15 Nov 2016
It’s a common theme we see in stories, literature, and the movies: two people in search of one another, they face obstacles that separate them, and then finally they’re united (or reunited). And we see this very clearly in the story of Zacchaeus and Jesus.
Now, we usually focus on the crowd as an obstacle, and then we look to their coming together. But how they came to be together has to be noted. Zacchaeus was “seeking to know who Jesus was.” But this is echoed later on when we see that Jesus, too, was seeking. Zacchaeus didn’t have to shout out to catch Jesus’ attention—Jesus was already looking for him.
And this is a theme that runs throughout Scripture, and throughout human history, really: God in search of his children, his lost sheep. It started in the Garden of Eden, after Adam and Eve hid themselves, and God had to go searching: “My children, where are you?” And we have the Prodigal Son, whose father “saw him from a distance,” because he was looking for his lost child. And then we have Jesus who came “to seek and to save what was lost.”
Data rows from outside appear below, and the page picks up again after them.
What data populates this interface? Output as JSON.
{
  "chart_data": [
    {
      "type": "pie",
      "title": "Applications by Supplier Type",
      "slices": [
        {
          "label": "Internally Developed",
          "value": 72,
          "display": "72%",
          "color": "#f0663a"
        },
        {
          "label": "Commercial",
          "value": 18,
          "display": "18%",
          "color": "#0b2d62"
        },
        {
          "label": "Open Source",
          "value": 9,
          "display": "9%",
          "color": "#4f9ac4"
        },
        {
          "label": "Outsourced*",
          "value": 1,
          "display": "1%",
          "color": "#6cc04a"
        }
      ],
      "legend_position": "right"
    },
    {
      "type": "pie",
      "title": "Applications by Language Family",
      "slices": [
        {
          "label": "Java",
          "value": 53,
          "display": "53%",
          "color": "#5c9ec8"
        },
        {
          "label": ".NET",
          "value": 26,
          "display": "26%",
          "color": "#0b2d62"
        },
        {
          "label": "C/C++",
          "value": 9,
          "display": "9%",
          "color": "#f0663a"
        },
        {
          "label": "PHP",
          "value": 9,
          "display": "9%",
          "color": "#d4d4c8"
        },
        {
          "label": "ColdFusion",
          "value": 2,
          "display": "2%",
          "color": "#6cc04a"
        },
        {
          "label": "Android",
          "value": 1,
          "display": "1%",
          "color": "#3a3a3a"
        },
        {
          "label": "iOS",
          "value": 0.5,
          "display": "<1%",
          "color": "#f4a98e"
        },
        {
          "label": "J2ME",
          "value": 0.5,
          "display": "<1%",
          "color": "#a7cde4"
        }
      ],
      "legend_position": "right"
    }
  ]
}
God is actively looking for us. But he won’t find us unless we make our hearts known to him. That’s what Zacchaeus did when he climbed the tree. That’s what Adam and Eve did when they stepped out from behind the tree. That’s what the Prodigal Son did when he turned around and went home. They were signals to God that said, “I want to be found by you, God.”
God is searching for us, always. How are we letting him know that we want to be found?